Mitchell specializes in whole hog barbecue. Mitchell uses traditional techniques for his barbecue, including using oak and hickory logs, in addition to charcoal briquettes. His rub comprises salt, black pepper, red pepper, and onion powder. His barbecue sauce comprises apple cider vinegar, crushed red pepper, salt, sugar and black pepper. He cooks "hot and fast" with a bank of coals surrounding the hog. He closes the barbecue vents and will let the hog smoke overnight. He will smoke a hog starting at 500 degrees, lowering the temperature to 250 gradually.

Mitchell prefers whole hog because it allows one to taste "all the different parts." For example, to prepare a pulled pork sandwich, Mitchell will smoke a whole hog, believing that a proper pulled pork sandwich requires a blend of shoulder, ham, and belly meat.

==Career==
In the 1990s, he started selling his barbecue at his family's grocery store in Wilson. In 2004, the business closed after Mitchell was accused of failing to pay state taxes for the store.

Mitchell co-founded The Pit in Raleigh. He left The Pit in 2011. In 2014, he opened Que in the American Tobacco Campus in Durham.

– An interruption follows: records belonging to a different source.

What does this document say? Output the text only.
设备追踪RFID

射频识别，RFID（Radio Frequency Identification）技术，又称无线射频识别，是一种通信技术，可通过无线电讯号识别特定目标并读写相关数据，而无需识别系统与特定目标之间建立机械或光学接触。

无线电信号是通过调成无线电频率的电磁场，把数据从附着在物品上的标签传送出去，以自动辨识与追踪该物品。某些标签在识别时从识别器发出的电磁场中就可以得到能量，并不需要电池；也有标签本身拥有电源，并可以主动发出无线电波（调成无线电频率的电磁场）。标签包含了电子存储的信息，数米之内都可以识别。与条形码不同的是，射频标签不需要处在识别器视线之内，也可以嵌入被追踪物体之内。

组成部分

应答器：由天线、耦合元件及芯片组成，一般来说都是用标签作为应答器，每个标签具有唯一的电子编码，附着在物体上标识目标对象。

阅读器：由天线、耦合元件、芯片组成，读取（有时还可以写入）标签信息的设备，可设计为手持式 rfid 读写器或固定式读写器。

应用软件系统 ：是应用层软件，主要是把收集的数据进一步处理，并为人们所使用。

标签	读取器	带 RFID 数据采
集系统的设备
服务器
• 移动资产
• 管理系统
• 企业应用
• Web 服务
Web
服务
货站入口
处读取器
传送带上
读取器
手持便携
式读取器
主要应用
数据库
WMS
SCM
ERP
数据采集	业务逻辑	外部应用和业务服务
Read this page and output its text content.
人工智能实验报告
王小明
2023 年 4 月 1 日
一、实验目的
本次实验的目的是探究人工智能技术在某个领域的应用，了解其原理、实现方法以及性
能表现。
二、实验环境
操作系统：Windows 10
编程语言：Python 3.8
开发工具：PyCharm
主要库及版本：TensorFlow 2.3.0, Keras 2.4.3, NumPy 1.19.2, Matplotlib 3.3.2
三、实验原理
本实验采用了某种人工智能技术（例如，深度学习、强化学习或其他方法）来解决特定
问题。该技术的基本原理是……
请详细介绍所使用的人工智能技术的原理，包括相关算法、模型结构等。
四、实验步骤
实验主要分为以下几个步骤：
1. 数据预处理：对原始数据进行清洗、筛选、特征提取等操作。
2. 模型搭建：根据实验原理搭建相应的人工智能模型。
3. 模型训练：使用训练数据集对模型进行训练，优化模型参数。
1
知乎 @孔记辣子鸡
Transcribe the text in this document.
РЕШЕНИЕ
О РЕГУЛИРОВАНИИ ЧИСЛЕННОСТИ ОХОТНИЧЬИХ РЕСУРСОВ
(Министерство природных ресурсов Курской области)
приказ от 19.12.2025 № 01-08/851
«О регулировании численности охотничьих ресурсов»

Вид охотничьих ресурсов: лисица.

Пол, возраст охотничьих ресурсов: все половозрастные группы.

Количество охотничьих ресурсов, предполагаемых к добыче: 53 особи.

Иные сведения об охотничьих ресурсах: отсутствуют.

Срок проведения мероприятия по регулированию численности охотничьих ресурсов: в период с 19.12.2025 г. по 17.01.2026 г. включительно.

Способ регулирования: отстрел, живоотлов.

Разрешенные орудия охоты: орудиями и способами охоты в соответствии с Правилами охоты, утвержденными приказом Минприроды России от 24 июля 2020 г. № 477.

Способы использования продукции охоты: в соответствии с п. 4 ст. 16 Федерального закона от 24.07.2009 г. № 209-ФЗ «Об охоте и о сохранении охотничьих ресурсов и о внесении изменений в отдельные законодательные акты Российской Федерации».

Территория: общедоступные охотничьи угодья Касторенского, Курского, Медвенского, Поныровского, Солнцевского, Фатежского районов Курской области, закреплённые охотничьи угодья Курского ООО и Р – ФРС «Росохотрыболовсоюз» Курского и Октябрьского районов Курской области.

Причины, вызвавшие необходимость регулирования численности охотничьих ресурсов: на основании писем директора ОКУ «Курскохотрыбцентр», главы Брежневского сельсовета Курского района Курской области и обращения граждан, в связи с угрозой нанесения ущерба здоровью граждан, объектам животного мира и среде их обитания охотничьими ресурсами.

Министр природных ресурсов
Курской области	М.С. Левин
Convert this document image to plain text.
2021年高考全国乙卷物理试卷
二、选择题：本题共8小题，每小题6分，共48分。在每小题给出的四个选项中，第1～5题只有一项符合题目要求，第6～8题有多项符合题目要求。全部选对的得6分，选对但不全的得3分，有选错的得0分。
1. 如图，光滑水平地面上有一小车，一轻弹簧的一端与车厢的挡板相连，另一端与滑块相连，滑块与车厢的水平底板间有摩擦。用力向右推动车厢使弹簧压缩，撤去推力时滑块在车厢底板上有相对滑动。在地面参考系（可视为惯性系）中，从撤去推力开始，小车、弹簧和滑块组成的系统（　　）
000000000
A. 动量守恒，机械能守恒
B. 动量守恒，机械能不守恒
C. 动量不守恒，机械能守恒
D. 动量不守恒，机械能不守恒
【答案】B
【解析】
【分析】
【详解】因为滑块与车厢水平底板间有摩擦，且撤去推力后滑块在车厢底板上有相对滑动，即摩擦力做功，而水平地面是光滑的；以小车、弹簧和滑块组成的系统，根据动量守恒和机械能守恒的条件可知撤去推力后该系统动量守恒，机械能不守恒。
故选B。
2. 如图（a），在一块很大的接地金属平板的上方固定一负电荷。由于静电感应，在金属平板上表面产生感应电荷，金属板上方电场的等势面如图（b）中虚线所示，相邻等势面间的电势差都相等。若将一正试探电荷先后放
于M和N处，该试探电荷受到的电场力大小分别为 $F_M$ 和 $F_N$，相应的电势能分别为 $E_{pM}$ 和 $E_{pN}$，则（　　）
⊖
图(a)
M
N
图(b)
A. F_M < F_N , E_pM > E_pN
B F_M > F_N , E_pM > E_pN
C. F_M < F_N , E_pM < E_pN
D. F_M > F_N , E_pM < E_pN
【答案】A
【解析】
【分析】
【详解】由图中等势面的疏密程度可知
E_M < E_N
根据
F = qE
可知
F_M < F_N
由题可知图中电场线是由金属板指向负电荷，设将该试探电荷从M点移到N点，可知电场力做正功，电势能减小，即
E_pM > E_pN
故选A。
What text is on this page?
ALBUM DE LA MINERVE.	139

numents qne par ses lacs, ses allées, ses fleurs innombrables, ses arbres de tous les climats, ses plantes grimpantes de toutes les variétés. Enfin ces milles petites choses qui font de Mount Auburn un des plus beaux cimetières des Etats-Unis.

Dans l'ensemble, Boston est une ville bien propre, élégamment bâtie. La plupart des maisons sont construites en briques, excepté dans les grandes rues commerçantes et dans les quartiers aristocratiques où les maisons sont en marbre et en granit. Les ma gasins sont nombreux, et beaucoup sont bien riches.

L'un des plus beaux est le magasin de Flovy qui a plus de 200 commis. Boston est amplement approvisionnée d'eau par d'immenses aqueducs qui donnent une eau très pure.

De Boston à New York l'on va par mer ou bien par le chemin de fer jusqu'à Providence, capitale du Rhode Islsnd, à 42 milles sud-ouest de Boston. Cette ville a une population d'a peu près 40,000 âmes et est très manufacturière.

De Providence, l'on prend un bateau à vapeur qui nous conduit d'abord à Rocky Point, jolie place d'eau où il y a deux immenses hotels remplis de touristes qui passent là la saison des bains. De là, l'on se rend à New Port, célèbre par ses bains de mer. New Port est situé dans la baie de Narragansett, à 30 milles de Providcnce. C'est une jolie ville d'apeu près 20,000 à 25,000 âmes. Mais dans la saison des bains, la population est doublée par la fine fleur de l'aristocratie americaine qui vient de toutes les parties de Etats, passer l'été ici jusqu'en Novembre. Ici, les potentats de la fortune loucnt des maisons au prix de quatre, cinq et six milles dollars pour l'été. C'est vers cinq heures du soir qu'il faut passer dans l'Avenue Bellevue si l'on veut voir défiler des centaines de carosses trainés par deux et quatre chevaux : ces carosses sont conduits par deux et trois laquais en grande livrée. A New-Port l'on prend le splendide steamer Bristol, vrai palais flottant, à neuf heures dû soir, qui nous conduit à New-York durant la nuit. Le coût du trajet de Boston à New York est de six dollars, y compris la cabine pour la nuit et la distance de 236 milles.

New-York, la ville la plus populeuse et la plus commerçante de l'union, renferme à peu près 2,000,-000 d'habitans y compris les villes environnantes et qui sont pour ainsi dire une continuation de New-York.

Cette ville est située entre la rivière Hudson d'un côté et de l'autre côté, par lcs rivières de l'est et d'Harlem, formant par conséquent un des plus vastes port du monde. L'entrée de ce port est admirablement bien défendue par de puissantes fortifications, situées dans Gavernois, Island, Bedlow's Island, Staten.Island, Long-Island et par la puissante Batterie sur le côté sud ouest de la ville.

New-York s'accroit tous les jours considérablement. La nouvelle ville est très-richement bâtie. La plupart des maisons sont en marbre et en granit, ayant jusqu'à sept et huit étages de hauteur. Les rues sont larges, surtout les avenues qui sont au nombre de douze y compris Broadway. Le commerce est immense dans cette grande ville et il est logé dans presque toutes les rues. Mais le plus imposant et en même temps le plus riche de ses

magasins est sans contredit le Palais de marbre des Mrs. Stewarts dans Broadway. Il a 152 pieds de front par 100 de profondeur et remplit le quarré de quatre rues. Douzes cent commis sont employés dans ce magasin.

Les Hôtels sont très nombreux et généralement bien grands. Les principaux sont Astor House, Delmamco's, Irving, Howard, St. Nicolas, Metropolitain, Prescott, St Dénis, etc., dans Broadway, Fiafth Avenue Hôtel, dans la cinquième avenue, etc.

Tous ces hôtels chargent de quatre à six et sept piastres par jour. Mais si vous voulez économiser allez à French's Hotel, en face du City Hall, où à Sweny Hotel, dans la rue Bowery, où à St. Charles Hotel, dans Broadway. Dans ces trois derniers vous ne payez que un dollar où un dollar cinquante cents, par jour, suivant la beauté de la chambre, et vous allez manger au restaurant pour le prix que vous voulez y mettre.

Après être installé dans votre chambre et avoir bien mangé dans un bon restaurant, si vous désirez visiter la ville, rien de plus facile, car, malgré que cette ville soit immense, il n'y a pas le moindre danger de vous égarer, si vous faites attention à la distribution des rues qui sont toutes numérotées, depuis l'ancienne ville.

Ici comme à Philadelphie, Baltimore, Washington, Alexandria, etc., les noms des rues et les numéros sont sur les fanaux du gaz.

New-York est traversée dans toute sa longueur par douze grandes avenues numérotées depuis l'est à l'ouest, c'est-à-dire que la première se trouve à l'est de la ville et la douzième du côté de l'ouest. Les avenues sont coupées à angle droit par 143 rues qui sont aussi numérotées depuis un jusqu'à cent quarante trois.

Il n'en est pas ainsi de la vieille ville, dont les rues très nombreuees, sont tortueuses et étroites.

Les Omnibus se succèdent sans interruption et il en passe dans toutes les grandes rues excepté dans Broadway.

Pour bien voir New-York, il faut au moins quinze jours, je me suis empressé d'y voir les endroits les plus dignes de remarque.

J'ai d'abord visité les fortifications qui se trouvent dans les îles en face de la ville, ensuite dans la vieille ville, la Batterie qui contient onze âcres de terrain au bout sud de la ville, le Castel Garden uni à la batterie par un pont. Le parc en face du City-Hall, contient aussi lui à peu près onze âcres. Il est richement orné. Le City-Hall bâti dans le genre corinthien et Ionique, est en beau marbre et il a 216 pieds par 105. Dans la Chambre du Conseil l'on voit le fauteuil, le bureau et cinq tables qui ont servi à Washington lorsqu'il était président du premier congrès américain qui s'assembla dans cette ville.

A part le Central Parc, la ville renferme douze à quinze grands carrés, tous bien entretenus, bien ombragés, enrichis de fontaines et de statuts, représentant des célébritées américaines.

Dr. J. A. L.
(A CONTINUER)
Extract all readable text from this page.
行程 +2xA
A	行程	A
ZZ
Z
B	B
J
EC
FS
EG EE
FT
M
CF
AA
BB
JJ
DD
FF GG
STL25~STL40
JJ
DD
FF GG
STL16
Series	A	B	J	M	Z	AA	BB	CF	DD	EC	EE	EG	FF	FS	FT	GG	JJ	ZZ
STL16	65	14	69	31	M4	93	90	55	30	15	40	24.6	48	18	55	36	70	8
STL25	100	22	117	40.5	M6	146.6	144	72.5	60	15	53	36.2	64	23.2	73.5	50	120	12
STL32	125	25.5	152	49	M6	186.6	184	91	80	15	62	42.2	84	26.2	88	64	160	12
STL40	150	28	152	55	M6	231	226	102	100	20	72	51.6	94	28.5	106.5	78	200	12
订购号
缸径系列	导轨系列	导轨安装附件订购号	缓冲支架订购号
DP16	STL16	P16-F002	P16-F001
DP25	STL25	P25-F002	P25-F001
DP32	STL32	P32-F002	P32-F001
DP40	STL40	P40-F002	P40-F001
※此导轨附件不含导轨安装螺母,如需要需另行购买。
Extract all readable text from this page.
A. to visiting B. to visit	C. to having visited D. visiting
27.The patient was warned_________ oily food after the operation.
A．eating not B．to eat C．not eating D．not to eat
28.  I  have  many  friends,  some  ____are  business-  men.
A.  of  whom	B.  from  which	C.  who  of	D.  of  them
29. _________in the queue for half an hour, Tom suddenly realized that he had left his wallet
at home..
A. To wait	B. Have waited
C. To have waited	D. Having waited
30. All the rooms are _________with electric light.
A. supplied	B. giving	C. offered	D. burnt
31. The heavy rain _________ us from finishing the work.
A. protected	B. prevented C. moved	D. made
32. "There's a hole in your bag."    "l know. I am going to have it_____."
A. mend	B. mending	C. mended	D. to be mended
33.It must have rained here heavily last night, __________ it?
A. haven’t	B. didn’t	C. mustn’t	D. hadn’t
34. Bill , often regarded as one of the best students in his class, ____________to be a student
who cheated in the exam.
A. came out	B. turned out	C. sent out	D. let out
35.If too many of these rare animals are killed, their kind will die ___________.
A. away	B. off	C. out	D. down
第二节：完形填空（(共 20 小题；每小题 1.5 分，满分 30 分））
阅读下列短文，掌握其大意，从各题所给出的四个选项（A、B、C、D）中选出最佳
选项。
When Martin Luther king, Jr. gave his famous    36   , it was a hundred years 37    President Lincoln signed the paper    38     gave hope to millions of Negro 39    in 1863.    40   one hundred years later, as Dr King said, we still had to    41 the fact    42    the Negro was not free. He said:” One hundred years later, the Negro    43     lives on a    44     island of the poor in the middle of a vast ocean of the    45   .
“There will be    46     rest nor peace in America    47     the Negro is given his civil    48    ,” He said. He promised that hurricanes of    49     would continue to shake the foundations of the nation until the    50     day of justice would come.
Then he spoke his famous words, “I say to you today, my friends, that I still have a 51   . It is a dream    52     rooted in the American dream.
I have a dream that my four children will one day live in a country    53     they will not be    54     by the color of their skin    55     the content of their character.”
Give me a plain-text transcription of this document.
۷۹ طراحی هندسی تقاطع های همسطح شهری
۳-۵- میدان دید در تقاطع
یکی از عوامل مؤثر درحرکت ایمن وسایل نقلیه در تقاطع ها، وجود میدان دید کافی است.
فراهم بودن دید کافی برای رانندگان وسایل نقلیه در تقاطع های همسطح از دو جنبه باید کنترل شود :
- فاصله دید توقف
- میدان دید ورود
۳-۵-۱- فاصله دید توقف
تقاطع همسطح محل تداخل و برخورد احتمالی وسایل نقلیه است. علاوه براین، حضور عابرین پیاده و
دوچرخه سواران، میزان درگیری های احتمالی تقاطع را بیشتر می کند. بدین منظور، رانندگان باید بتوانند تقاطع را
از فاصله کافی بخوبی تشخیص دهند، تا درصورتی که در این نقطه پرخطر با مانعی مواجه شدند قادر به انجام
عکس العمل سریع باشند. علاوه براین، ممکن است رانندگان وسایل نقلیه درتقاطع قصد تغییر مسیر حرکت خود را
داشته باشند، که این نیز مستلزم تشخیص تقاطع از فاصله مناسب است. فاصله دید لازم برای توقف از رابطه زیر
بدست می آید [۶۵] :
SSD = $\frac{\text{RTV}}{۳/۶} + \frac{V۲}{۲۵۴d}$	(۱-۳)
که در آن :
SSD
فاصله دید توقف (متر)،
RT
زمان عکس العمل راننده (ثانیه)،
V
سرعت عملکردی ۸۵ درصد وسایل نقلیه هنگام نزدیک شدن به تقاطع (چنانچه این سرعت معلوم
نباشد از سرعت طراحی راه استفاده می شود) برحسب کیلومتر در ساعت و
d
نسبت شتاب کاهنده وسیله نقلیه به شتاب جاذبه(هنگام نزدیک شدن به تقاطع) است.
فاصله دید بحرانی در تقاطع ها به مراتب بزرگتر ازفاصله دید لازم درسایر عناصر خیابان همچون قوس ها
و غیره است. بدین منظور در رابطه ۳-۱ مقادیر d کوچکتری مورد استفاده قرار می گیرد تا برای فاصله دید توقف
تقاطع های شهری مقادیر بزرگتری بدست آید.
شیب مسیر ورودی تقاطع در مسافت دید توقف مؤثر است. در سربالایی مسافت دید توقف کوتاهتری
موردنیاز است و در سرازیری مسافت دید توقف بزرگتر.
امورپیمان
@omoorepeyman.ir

Que closed in 2015 after less than one year of operation. Mitchell said the space did not enable him to barbecue more than one hog a day, which did not provide him the opportunity to maximize restaurant and catering sales. In 2019, Mitchell announced he would open a new restaurant, The Preserve, in Raleigh in partnership with his son Ryan Mitchell and LM Restaurants. The restaurant is slated to focus on the history of barbecue in North Carolina and will use pigs raised specifically for barbecue. He also operates a food truck called Q on Wheels. In 2018, he started selling his barbecue through Goldbelly. The barbecue is prepared at a smokehouse in Micro, North Carolina.

In 2020, Mitchell created three barbecue sauces for True Made Foods.